The TPM report does not mention whether the statement addressed any disciplinary action for any involved; nor does the statement appear to contain an apology for an act of outright sexism by two of the paper's star columnists.

In the meantime, Chris Cillizza, who appeared in the video alongside Milbank, was featured today on the roundtable of CNN's State of the Union program, and was not asked one question about the "Mad Bitch" video.

Note that the video embedded in our article does not click through to the Washington Post Web site; it was captured by the good folks at Media Matters.

If the presidential campaign of 2008 was the mainstream media's teachable moment, it seems the wrong lesson was learned. Instead of the corrective soul-searching one would hope for among executives and editors at major media outlets as their on-air figures grappled with their inner sexists and inner racists during prime time, media bigs seem to have reached the conclusion that hatred sells. So they're selling it hard.

The latest exhibit is a Washington Post video (sponsored by the oil company, BP), in which one of the paper's A-list columnists suggests that Secretary of State Hillary Rodham Clinton be served a brew called Mad Bitch during a visit to the White House.

Add that to a month that saw CNN's Lou Dobbs advancing the cause of far-right-wingers who suggested, despite the evidence, that President Barack Obama is not a U.S. citizen, and the assertion by Fox's Glenn Beck that Obama "hates white people."

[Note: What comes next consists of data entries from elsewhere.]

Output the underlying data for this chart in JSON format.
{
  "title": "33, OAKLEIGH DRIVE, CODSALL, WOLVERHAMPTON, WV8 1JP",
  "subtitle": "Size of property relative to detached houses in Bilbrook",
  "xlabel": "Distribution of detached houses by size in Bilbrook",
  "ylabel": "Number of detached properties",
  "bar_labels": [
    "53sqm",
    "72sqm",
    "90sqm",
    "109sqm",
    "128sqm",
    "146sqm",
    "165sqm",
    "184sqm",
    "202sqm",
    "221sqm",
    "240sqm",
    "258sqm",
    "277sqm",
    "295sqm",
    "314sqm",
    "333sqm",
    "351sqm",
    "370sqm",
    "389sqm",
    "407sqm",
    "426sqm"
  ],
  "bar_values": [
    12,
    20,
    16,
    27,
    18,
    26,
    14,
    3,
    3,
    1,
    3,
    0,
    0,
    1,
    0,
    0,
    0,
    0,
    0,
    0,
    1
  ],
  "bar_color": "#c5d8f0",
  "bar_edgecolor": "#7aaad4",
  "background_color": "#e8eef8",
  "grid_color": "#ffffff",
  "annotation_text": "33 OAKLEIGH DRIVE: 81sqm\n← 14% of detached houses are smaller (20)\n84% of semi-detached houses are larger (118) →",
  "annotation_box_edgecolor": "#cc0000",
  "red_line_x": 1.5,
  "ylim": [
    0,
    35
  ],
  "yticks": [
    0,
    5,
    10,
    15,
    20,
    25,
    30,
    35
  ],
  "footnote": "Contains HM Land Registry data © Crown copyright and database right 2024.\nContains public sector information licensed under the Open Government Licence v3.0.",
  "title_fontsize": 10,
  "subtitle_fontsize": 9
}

And don't forget the racist commentary written by MSNBC's Patrick J. Buchanan, who was rewarded for his invective with a paid appearance on the popular Rachel Maddow Show. (The question is not why Maddow had him on the show -- she adroitly took Buchanan down -- but why Buchanan remains on the MSNBC payroll after calling Supreme Court nominee Judge Sonia Sotomayor a "quota queen" and an "affirmative action hire" who advocates for "tribal justice".)

Campaign 2008 was something of a litmus test for the mainstream media, exposing through the gaffes of media personalities, the depth of racism and sexism in society at large.

With a white woman and a black man both vying to be the first-of-their-kind presidential nominee of a major party, media figures often found themselves at a loss when women's groups or civil rights organizations chiding them for saying things that seemed to be absolutely normal in their white, and largely male, world.

From Chris Matthews' statement that Clinton only got to the Senate "because her husband messed around," to the frequent description of Obama as "articulate," media figures got a swift education from the backlash their unwitting condescension and prejudice garnered.

Unless you‘re an African-American woman, the hapless talking heads, despite their hefty salaries, were stand-ins for the rest of us, often not knowing how to talk about a leading contender for the most powerful job in world because he or she hailed from one or another class of humanity whose experience of prejudice and oppression lay beyond our own. (If you need an argument other than equal opportunity for bringing more African-American women into the upper reaches of media, the last presidential campaign should top the list.)

But as awful as was much of the talk-show chatter and newspaper fodder of the presidential campaign, a great deal of it amounted to an accidental exposure of prejudice through poor word choices. (The woodshedding of MSNBC's David Shuster comes to mind; he accused the Clintons of "pimping out" their daughter, Chelea, by having her stump for her mother.)